Justice Derefaka, programme manager, Nigeria’s Gas Flare Commercialisation Programme (NGFCP) has explained why there is a huge disparity between satellite estimates and national statistics when it comes to gas flared by oil companies operating in Nigeria.
A comparison of data obtained by the Gas Flare Tracker ( GFT), a satellite-based environmental monitoring tool, and data from the Nigerian National Petroleum Corporation (NNPC) as submitted by oil companies, showed a sharp difference beginning from 2018 when the new flare penalty came into implementation.
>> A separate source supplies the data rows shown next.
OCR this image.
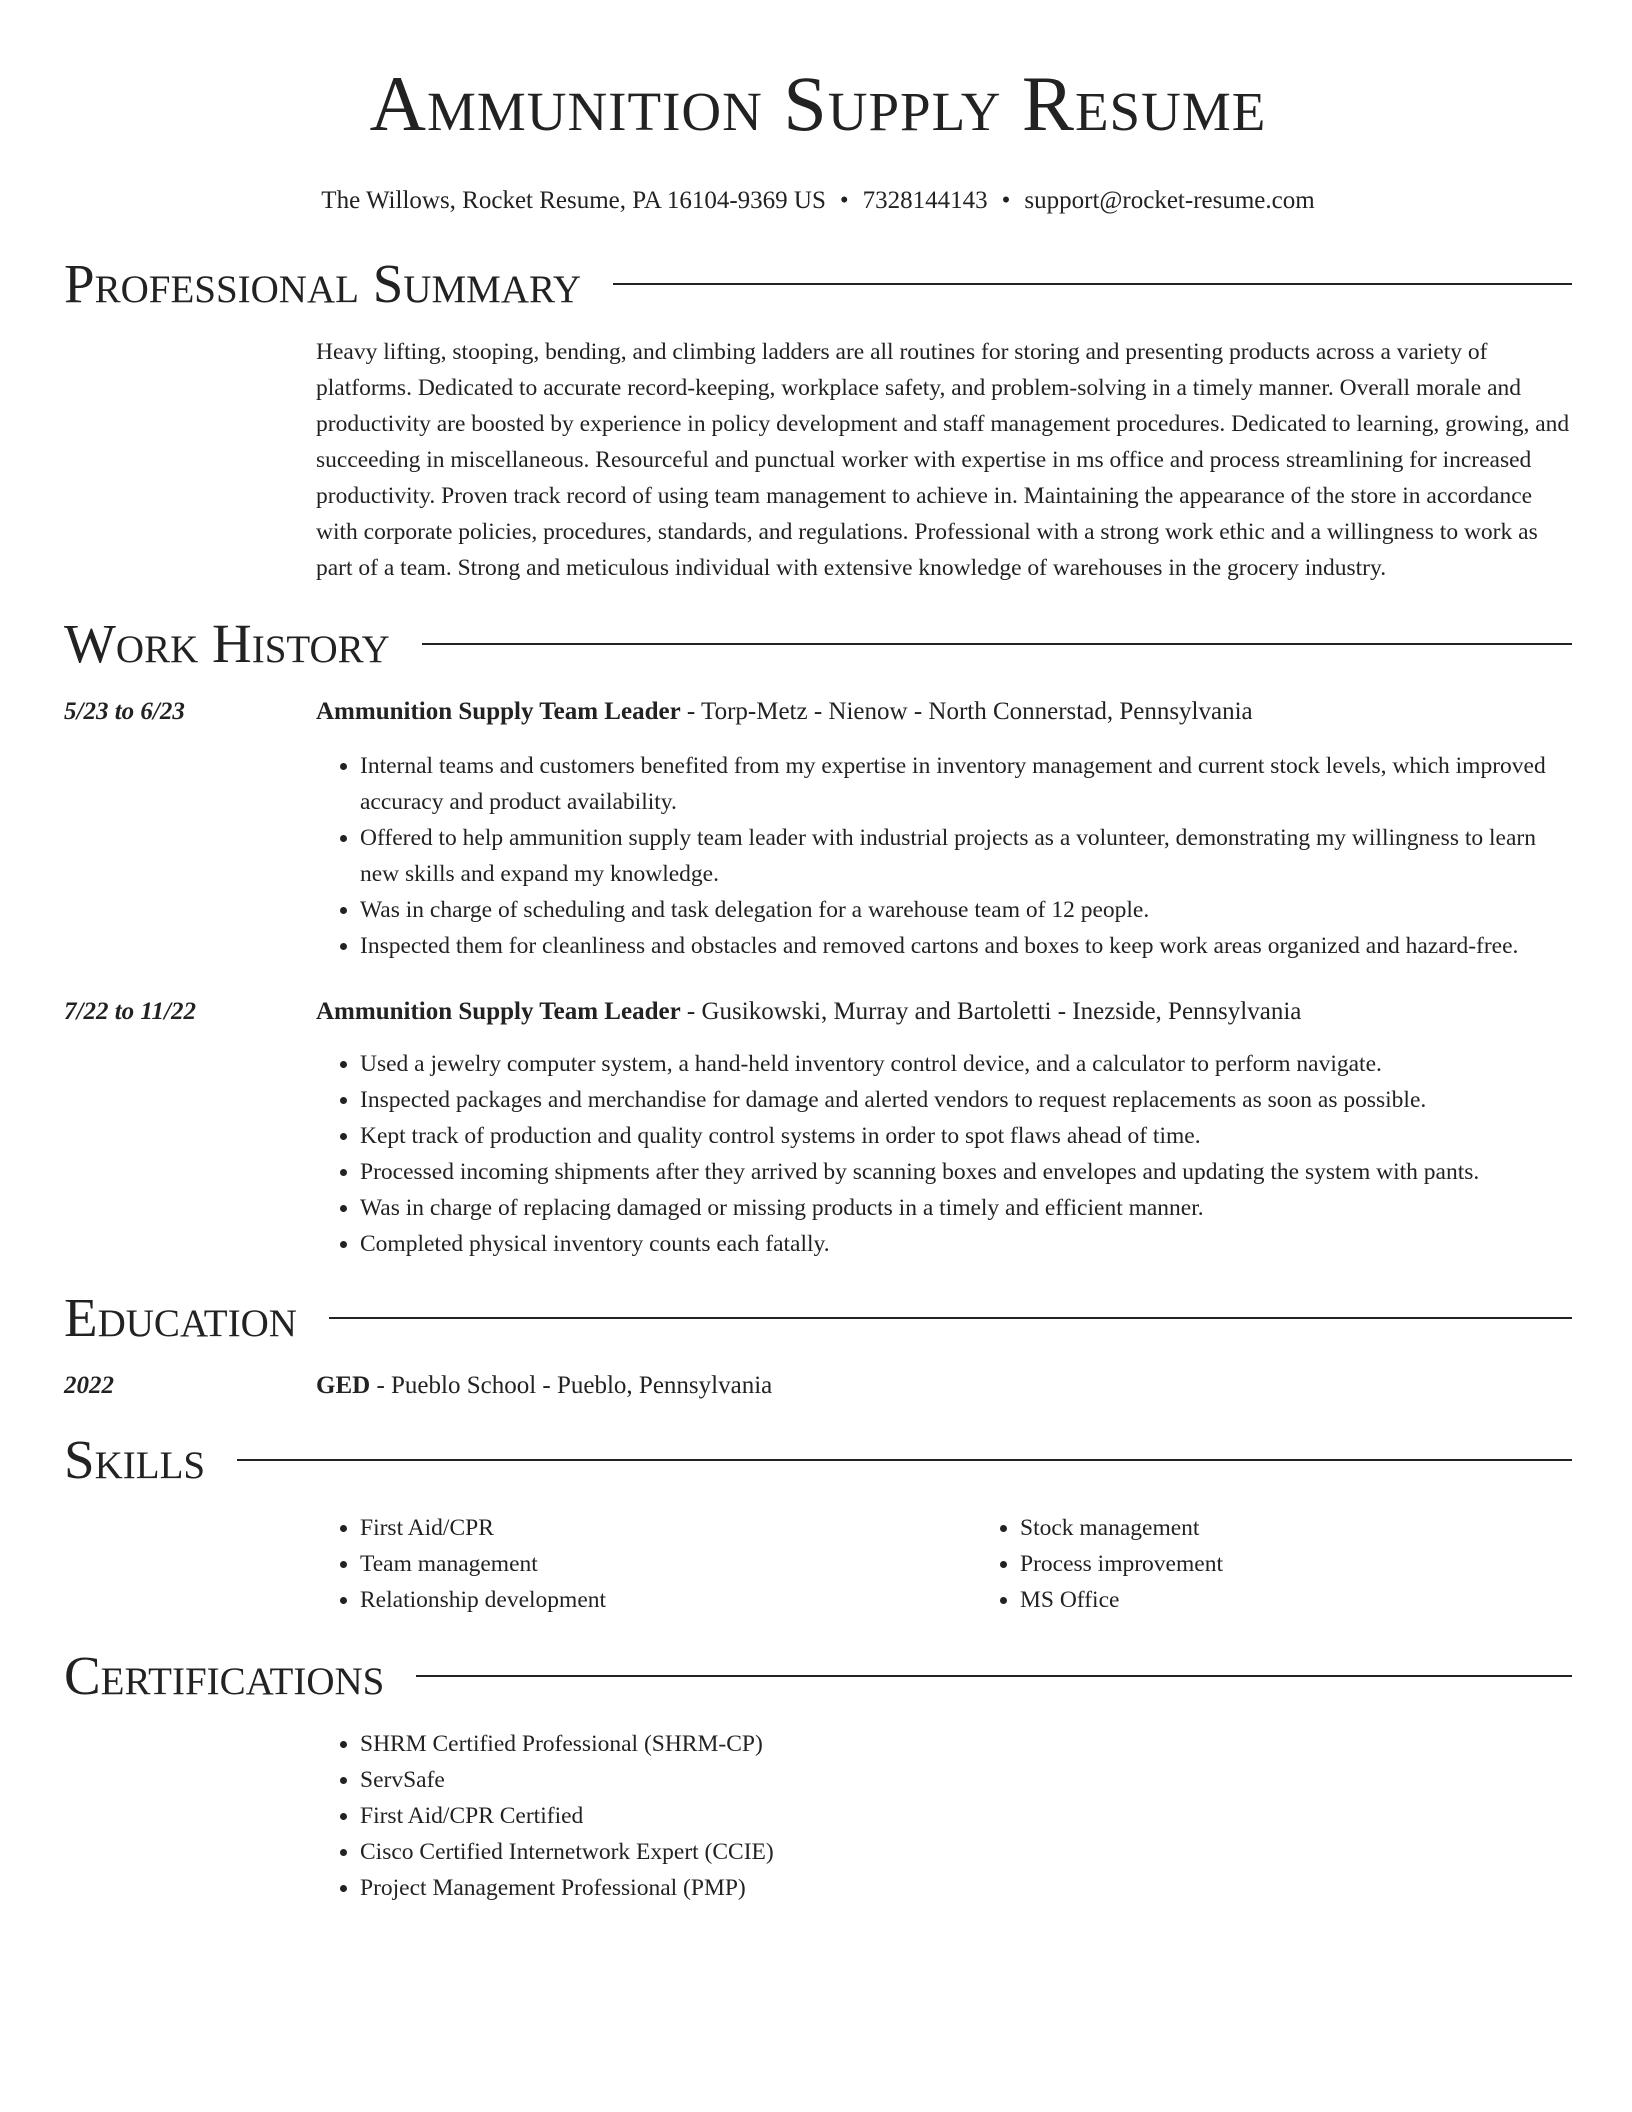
Ammunition Supply Resume
The Willows, Rocket Resume, PA 16104-9369 US • 7328144143 • support@rocket-resume.com
Professional Summary

Heavy lifting, stooping, bending, and climbing ladders are all routines for storing and presenting products across a variety of platforms. Dedicated to accurate record-keeping, workplace safety, and problem-solving in a timely manner. Overall morale and productivity are boosted by experience in policy development and staff management procedures. Dedicated to learning, growing, and succeeding in miscellaneous. Resourceful and punctual worker with expertise in ms office and process streamlining for increased productivity. Proven track record of using team management to achieve in. Maintaining the appearance of the store in accordance with corporate policies, procedures, standards, and regulations. Professional with a strong work ethic and a willingness to work as part of a team. Strong and meticulous individual with extensive knowledge of warehouses in the grocery industry.

Work History
5/23 to 6/23	Ammunition Supply Team Leader - Torp-Metz - Nienow - North Connerstad, Pennsylvania
• Internal teams and customers benefited from my expertise in inventory management and current stock levels, which improved accuracy and product availability.
• Offered to help ammunition supply team leader with industrial projects as a volunteer, demonstrating my willingness to learn new skills and expand my knowledge.
• Was in charge of scheduling and task delegation for a warehouse team of 12 people.
• Inspected them for cleanliness and obstacles and removed cartons and boxes to keep work areas organized and hazard-free.
7/22 to 11/22	Ammunition Supply Team Leader - Gusikowski, Murray and Bartoletti - Inezside, Pennsylvania
• Used a jewelry computer system, a hand-held inventory control device, and a calculator to perform navigate.
• Inspected packages and merchandise for damage and alerted vendors to request replacements as soon as possible.
• Kept track of production and quality control systems in order to spot flaws ahead of time.
• Processed incoming shipments after they arrived by scanning boxes and envelopes and updating the system with pants.
• Was in charge of replacing damaged or missing products in a timely and efficient manner.
• Completed physical inventory counts each fatally.
Education
2022	GED - Pueblo School - Pueblo, Pennsylvania
Skills
• First Aid/CPR
• Team management
• Relationship development
• Stock management
• Process improvement
• MS Office
Certifications
• SHRM Certified Professional (SHRM-CP)
• ServSafe
• First Aid/CPR Certified
• Cisco Certified Internetwork Expert (CCIE)
• Project Management Professional (PMP)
“Given that flaring is subject to regulations and penalties, there is a tendency that flaring is systematically underreported,” Derefaka said. “The fact that satellite images are not continuous measurements, but “snapshots” represents a possible source of error.”
Prior to 2018, operators pay a penalty of 50cent per million standard cubic feet of gas (MMSCF) flared, but with the increase in the penalty to $3.50 for companies producing more than 10,000 barrel of oil per day (bpd), wide discrepancies have been observed in data reported by companies to evade penalty charges.
According to the NNPC’S data, in 2018 Nigeria flared 282bcf of gas which makes about 10percent of the total gas produced. On the other hand, GFT reported 472.4bcf of gas for the same year. Also, according to NGFCP, Nigeria flared 325bscf of associated gas in 2019, representing 11percent of gas produced in the country, while GFT recorded 475bscf as gas flared for the same year.
Derefaka noted there is a possibility that satellite estimates may also include refinery flares and illegal refineries.
GFT, developed in 2014 and upgraded in 2019, uses remote sensing to determine the amount of flare. It moves across the Niger Delta every 24 hours, records and calculates the value of gas flared, emissions, fines and the energy that can be generated from the flares.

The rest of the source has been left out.